US jobless claims climbed 11,000 last week, which is no trivial amount. But this is bullish news. Why? Because the previous week’s extraordinary decline—down 42,000 for the week through Jan. 24 in today’s revision—was only moderately pared back. The thinking last week was that the shortened Martin Luther King holiday skewed the data, which inspired forecasts that today’s number would pop sharply higher in a bout of payback. The consensus forecast called a hefty gain today, with claims projected to rise to 290,000. But as today’s release shows, quite a lot of the recent slide remains intact in today’s report. The news translates to a bullish update for anticipating the near-term outlook for the labor market, starting with tomorrow’s official payrolls report from Washington.

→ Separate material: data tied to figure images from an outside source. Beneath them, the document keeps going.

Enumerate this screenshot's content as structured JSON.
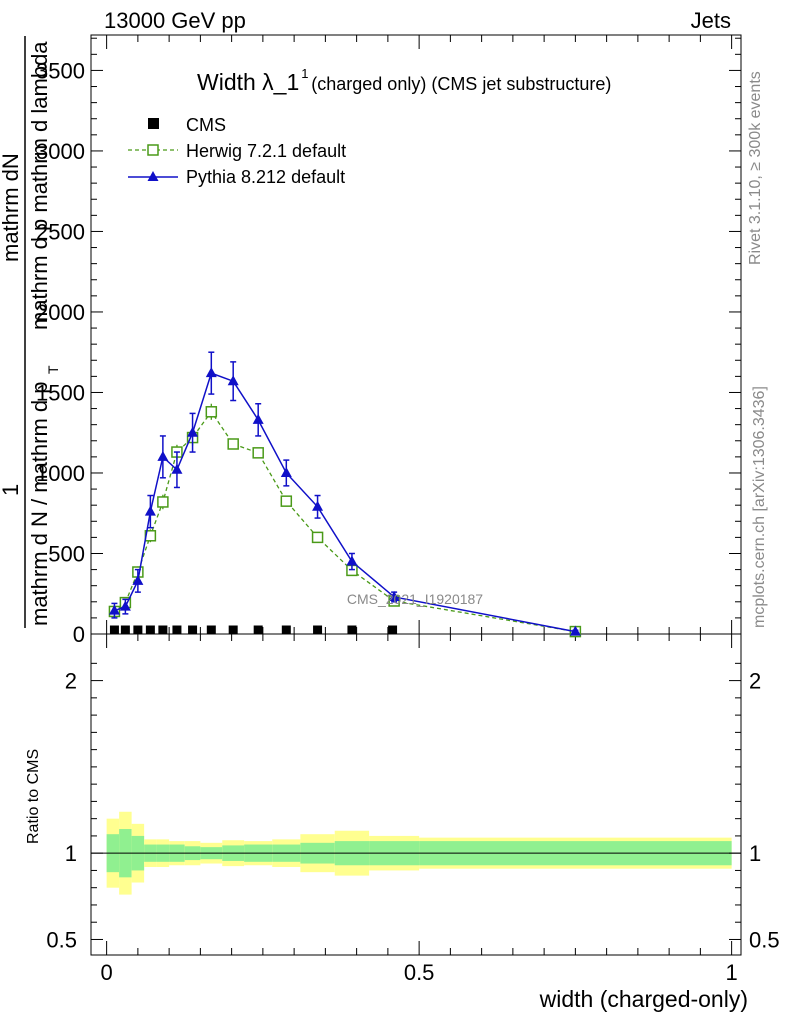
{
  "header": {
    "left": "13000 GeV pp",
    "right": "Jets"
  },
  "side": {
    "rivet": "Rivet 3.1.10, ≥ 300k events",
    "mcplots": "mcplots.cern.ch [arXiv:1306.3436]"
  },
  "colors": {
    "herwig": "#4a9a18",
    "pythia": "#1010c8",
    "band_inner": "#90f090",
    "band_outer": "#ffff90",
    "cms": "#000000"
  },
  "chart_data": [
    {
      "type": "line",
      "title_main": "Width λ_1",
      "title_sup": "1",
      "title_rest": "(charged only) (CMS jet substructure)",
      "ylabel_top": "mathrm dN",
      "ylabel_top2": "mathrm d p mathrm d lambda",
      "ylabel_bottom": "mathrm d N / mathrm d p",
      "ylabel_bottom_sub": "T",
      "ylabel_one": "1",
      "xlabel": "",
      "watermark": "CMS_2021_I1920187",
      "xlim": [
        -0.025,
        1.015
      ],
      "ylim": [
        0,
        3720
      ],
      "yticks": [
        {
          "v": 0,
          "label": "0"
        },
        {
          "v": 500,
          "label": "500"
        },
        {
          "v": 1000,
          "label": "1000"
        },
        {
          "v": 1500,
          "label": "1500"
        },
        {
          "v": 2000,
          "label": "2000"
        },
        {
          "v": 2500,
          "label": "2500"
        },
        {
          "v": 3000,
          "label": "3000"
        },
        {
          "v": 3500,
          "label": "3500"
        }
      ],
      "legend": [
        {
          "name": "CMS",
          "marker": "square-filled"
        },
        {
          "name": "Herwig 7.2.1 default",
          "marker": "square-open"
        },
        {
          "name": "Pythia 8.212 default",
          "marker": "triangle"
        }
      ],
      "series": [
        {
          "name": "CMS",
          "x": [
            0.0125,
            0.03,
            0.05,
            0.07,
            0.09,
            0.1125,
            0.1375,
            0.1675,
            0.2025,
            0.2425,
            0.2875,
            0.3375,
            0.3925,
            0.4575
          ],
          "y": [
            0,
            0,
            0,
            0,
            0,
            0,
            0,
            0,
            0,
            0,
            0,
            0,
            0,
            0
          ]
        },
        {
          "name": "Herwig 7.2.1 default",
          "x": [
            0.0125,
            0.03,
            0.05,
            0.07,
            0.09,
            0.1125,
            0.1375,
            0.1675,
            0.2025,
            0.2425,
            0.2875,
            0.3375,
            0.3925,
            0.46,
            0.75
          ],
          "y": [
            140,
            195,
            385,
            610,
            820,
            1130,
            1220,
            1380,
            1180,
            1125,
            825,
            600,
            395,
            205,
            15
          ],
          "err": [
            25,
            25,
            35,
            40,
            45,
            45,
            50,
            50,
            30,
            30,
            25,
            20,
            20,
            15,
            8
          ]
        },
        {
          "name": "Pythia 8.212 default",
          "x": [
            0.0125,
            0.03,
            0.05,
            0.07,
            0.09,
            0.1125,
            0.1375,
            0.1675,
            0.2025,
            0.2425,
            0.2875,
            0.3375,
            0.3925,
            0.46,
            0.75
          ],
          "y": [
            145,
            170,
            330,
            760,
            1100,
            1020,
            1250,
            1620,
            1570,
            1330,
            1000,
            790,
            450,
            230,
            15
          ],
          "err": [
            45,
            45,
            70,
            100,
            130,
            110,
            120,
            130,
            120,
            100,
            80,
            70,
            50,
            30,
            8
          ]
        }
      ]
    },
    {
      "type": "area",
      "ylabel": "Ratio to CMS",
      "xlabel": "width (charged-only)",
      "xlim": [
        -0.025,
        1.015
      ],
      "ylim": [
        0.41,
        2.27
      ],
      "yticks": [
        {
          "v": 0.5,
          "label": "0.5"
        },
        {
          "v": 1,
          "label": "1"
        },
        {
          "v": 2,
          "label": "2"
        }
      ],
      "xticks": [
        {
          "v": 0,
          "label": "0"
        },
        {
          "v": 0.5,
          "label": "0.5"
        },
        {
          "v": 1,
          "label": "1"
        }
      ],
      "bins": [
        0,
        0.02,
        0.04,
        0.06,
        0.08,
        0.1,
        0.125,
        0.15,
        0.185,
        0.22,
        0.265,
        0.31,
        0.365,
        0.42,
        0.5,
        1.0
      ],
      "inner": [
        0.11,
        0.14,
        0.1,
        0.05,
        0.05,
        0.05,
        0.04,
        0.035,
        0.045,
        0.05,
        0.05,
        0.06,
        0.07,
        0.07,
        0.07
      ],
      "outer": [
        0.2,
        0.24,
        0.17,
        0.08,
        0.08,
        0.07,
        0.07,
        0.06,
        0.075,
        0.07,
        0.08,
        0.11,
        0.13,
        0.1,
        0.09
      ]
    }
  ]
}
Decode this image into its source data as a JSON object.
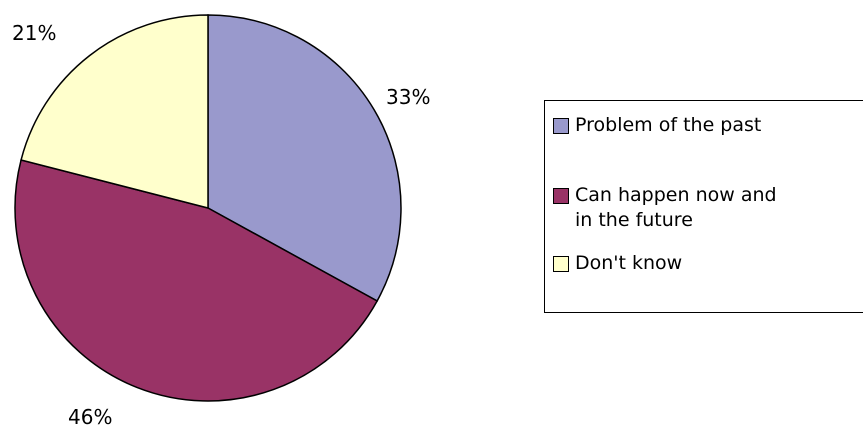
{
  "chart_data": {
    "type": "pie",
    "title": "",
    "slices": [
      {
        "label": "Problem of the past",
        "value": 33,
        "value_label": "33%",
        "color": "#9999cc"
      },
      {
        "label": "Can happen now and\nin the future",
        "value": 46,
        "value_label": "46%",
        "color": "#993366"
      },
      {
        "label": "Don't know",
        "value": 21,
        "value_label": "21%",
        "color": "#ffffcc"
      }
    ],
    "legend_position": "right"
  }
}
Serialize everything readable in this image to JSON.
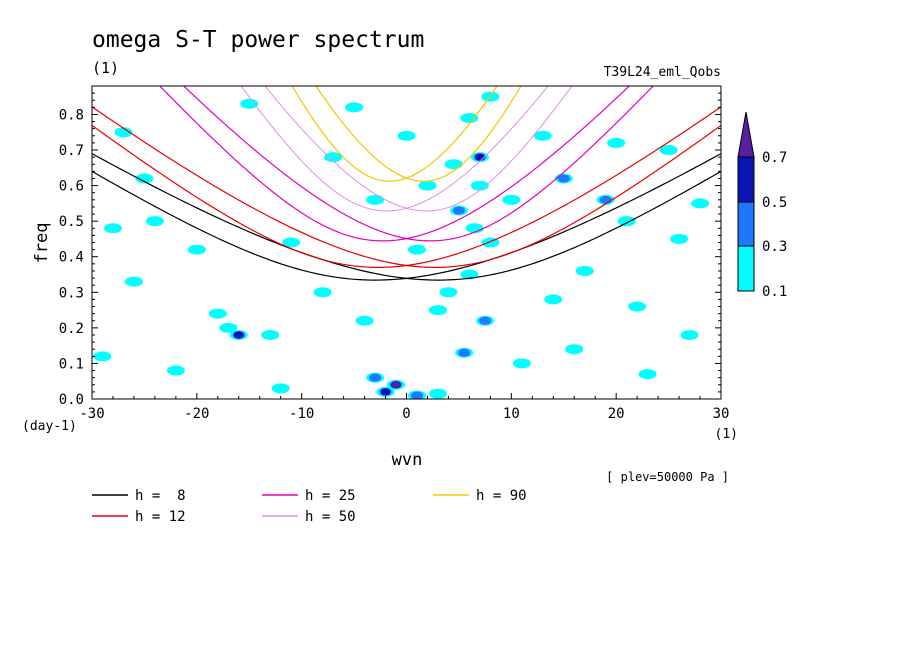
{
  "chart_data": {
    "type": "heatmap",
    "title": "omega S-T power spectrum",
    "subtitle_left": "(1)",
    "subtitle_right": "T39L24_eml_Qobs",
    "xlabel": "wvn",
    "ylabel": "freq",
    "x_unit_label": "(1)",
    "y_unit_label": "(day-1)",
    "level_note": "[ plev=50000 Pa ]",
    "xlim": [
      -30,
      30
    ],
    "ylim": [
      0,
      0.88
    ],
    "x_ticks": [
      -30,
      -20,
      -10,
      0,
      10,
      20,
      30
    ],
    "y_ticks": [
      0.0,
      0.1,
      0.2,
      0.3,
      0.4,
      0.5,
      0.6,
      0.7,
      0.8
    ],
    "colorbar": {
      "levels": [
        "0.1",
        "0.3",
        "0.5",
        "0.7"
      ],
      "colors": [
        "#00ffff",
        "#1e78ff",
        "#0a14b4",
        "#5a1ea0"
      ]
    },
    "patches": [
      {
        "x": -2,
        "y": 0.02,
        "level": 2
      },
      {
        "x": -1,
        "y": 0.04,
        "level": 3
      },
      {
        "x": -3,
        "y": 0.06,
        "level": 1
      },
      {
        "x": 1,
        "y": 0.01,
        "level": 1
      },
      {
        "x": 3,
        "y": 0.015,
        "level": 0
      },
      {
        "x": -16,
        "y": 0.18,
        "level": 2
      },
      {
        "x": -17,
        "y": 0.2,
        "level": 0
      },
      {
        "x": 7,
        "y": 0.68,
        "level": 2
      },
      {
        "x": 5,
        "y": 0.53,
        "level": 1
      },
      {
        "x": 7.5,
        "y": 0.22,
        "level": 1
      },
      {
        "x": 15,
        "y": 0.62,
        "level": 1
      },
      {
        "x": 5.5,
        "y": 0.13,
        "level": 1
      },
      {
        "x": 19,
        "y": 0.56,
        "level": 1
      },
      {
        "x": 2,
        "y": 0.6,
        "level": 0
      },
      {
        "x": 7,
        "y": 0.6,
        "level": 0
      },
      {
        "x": 6,
        "y": 0.35,
        "level": 0
      },
      {
        "x": 6.5,
        "y": 0.48,
        "level": 0
      },
      {
        "x": 8,
        "y": 0.44,
        "level": 0
      },
      {
        "x": 4,
        "y": 0.3,
        "level": 0
      },
      {
        "x": 3,
        "y": 0.25,
        "level": 0
      },
      {
        "x": -12,
        "y": 0.03,
        "level": 0
      },
      {
        "x": -18,
        "y": 0.24,
        "level": 0
      },
      {
        "x": -26,
        "y": 0.33,
        "level": 0
      },
      {
        "x": -25,
        "y": 0.62,
        "level": 0
      },
      {
        "x": -27,
        "y": 0.75,
        "level": 0
      },
      {
        "x": -5,
        "y": 0.82,
        "level": 0
      },
      {
        "x": 6,
        "y": 0.79,
        "level": 0
      },
      {
        "x": 8,
        "y": 0.85,
        "level": 0
      },
      {
        "x": -15,
        "y": 0.83,
        "level": 0
      },
      {
        "x": 13,
        "y": 0.74,
        "level": 0
      },
      {
        "x": 20,
        "y": 0.72,
        "level": 0
      },
      {
        "x": 25,
        "y": 0.7,
        "level": 0
      },
      {
        "x": 17,
        "y": 0.36,
        "level": 0
      },
      {
        "x": 22,
        "y": 0.26,
        "level": 0
      },
      {
        "x": 27,
        "y": 0.18,
        "level": 0
      },
      {
        "x": -8,
        "y": 0.3,
        "level": 0
      },
      {
        "x": -11,
        "y": 0.44,
        "level": 0
      },
      {
        "x": -20,
        "y": 0.42,
        "level": 0
      },
      {
        "x": -28,
        "y": 0.48,
        "level": 0
      },
      {
        "x": -22,
        "y": 0.08,
        "level": 0
      },
      {
        "x": -29,
        "y": 0.12,
        "level": 0
      },
      {
        "x": 11,
        "y": 0.1,
        "level": 0
      },
      {
        "x": 16,
        "y": 0.14,
        "level": 0
      },
      {
        "x": 23,
        "y": 0.07,
        "level": 0
      },
      {
        "x": 26,
        "y": 0.45,
        "level": 0
      },
      {
        "x": 28,
        "y": 0.55,
        "level": 0
      },
      {
        "x": -3,
        "y": 0.56,
        "level": 0
      },
      {
        "x": -7,
        "y": 0.68,
        "level": 0
      },
      {
        "x": 0,
        "y": 0.74,
        "level": 0
      },
      {
        "x": 10,
        "y": 0.56,
        "level": 0
      },
      {
        "x": -13,
        "y": 0.18,
        "level": 0
      },
      {
        "x": -4,
        "y": 0.22,
        "level": 0
      },
      {
        "x": 1,
        "y": 0.42,
        "level": 0
      },
      {
        "x": -24,
        "y": 0.5,
        "level": 0
      },
      {
        "x": 14,
        "y": 0.28,
        "level": 0
      },
      {
        "x": 21,
        "y": 0.5,
        "level": 0
      },
      {
        "x": 4.5,
        "y": 0.66,
        "level": 0
      }
    ],
    "series": [
      {
        "name": "h =  8",
        "h": 8,
        "color": "#000000",
        "width": 1.2
      },
      {
        "name": "h = 12",
        "h": 12,
        "color": "#e60000",
        "width": 1.2
      },
      {
        "name": "h = 25",
        "h": 25,
        "color": "#e600b4",
        "width": 1.2
      },
      {
        "name": "h = 50",
        "h": 50,
        "color": "#e08ce6",
        "width": 1.0
      },
      {
        "name": "h = 90",
        "h": 90,
        "color": "#f0c800",
        "width": 1.2
      }
    ]
  }
}
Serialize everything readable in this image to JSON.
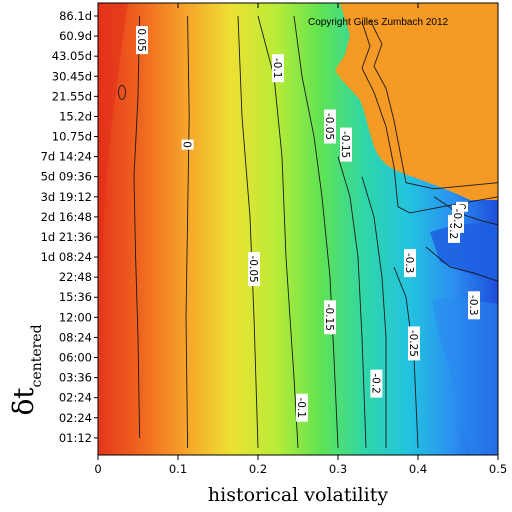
{
  "chart_data": {
    "type": "heatmap",
    "plot_kind": "contour map",
    "xlabel": "historical volatility",
    "ylabel": "δt",
    "ylabel_subscript": "centered",
    "xlim": [
      0,
      0.5
    ],
    "x_ticks": [
      "0",
      "0.1",
      "0.2",
      "0.3",
      "0.4",
      "0.5"
    ],
    "y_ticks_top_to_bottom": [
      "86.1d",
      "60.9d",
      "43.05d",
      "30.45d",
      "21.55d",
      "15.2d",
      "10.75d",
      "7d 14:24",
      "5d 09:36",
      "3d 19:12",
      "2d 16:48",
      "1d 21:36",
      "1d 08:24",
      "22:48",
      "15:36",
      "12:00",
      "08:24",
      "06:00",
      "03:36",
      "02:24",
      "02:24",
      "01:12"
    ],
    "copyright": "Copyright Gilles Zumbach 2012",
    "colormap": [
      "#e5351c",
      "#f0681f",
      "#f6a52b",
      "#eee033",
      "#b9ec37",
      "#60e352",
      "#2fd6a8",
      "#23c3e0",
      "#2b8ff2",
      "#1f4ddb"
    ],
    "masked_region_color": "#f59a24",
    "contour_levels": [
      "0.05",
      "0",
      "-0.05",
      "-0.1",
      "-0.15",
      "-0.2",
      "-0.25",
      "-0.3"
    ],
    "contour_labels": [
      {
        "text": "0.05",
        "x": 0.055,
        "row": 1.2
      },
      {
        "text": "0",
        "x": 0.112,
        "row": 6.4
      },
      {
        "text": "-0.1",
        "x": 0.225,
        "row": 2.6
      },
      {
        "text": "-0.05",
        "x": 0.195,
        "row": 12.6
      },
      {
        "text": "-0.05",
        "x": 0.29,
        "row": 5.5
      },
      {
        "text": "-0.15",
        "x": 0.31,
        "row": 6.4
      },
      {
        "text": "-0.15",
        "x": 0.29,
        "row": 15.0
      },
      {
        "text": "-0.1",
        "x": 0.255,
        "row": 19.5
      },
      {
        "text": "-0.2",
        "x": 0.348,
        "row": 18.3
      },
      {
        "text": "-0.25",
        "x": 0.395,
        "row": 16.3
      },
      {
        "text": "-0.3",
        "x": 0.39,
        "row": 12.3
      },
      {
        "text": "-0.3",
        "x": 0.47,
        "row": 14.4
      },
      {
        "text": "0",
        "x": 0.455,
        "row": 9.5
      },
      {
        "text": "-0.2",
        "x": 0.445,
        "row": 10.6
      },
      {
        "text": "-0.2",
        "x": 0.45,
        "row": 10.1
      }
    ]
  }
}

New filings for unemployment benefits rose last week to a seasonally adjusted 278,000. But that’s still close to a 15-year low. The weekly figures can be volatile—duh!—and so the year-over-year trend offers a more reliable picture for this leading indicator. But here too the data satisfies: claims dropped a hefty 15.2% last week vs. the year-earlier level.

In fact, claims have been trending lower on an annual basis in each and every weekly update since last September. As robust clues about the economic outlook go, new filings continue to shine, delivering a bullish signal that’s proven to be quite durable in recent years.

Sure, private-sector employment growth has slowed on a monthly basis through last month, according to ADP’s data. But as I noted yesterday, the annual rate of growth by ADP’s reckoning still ticked up in January, the strongest advance in more than two years.

The bottom line: in light of the recent trend in claims figures, along with yesterday’s ADP release, tomorrow’s jobs data from the Labor Department appears poised to deliver another upbeat report. It’s still debatable if the US economy is genuinely accelerating on a sustainable basis. But the case for seeing moderate growth ahead remains a solid forecast.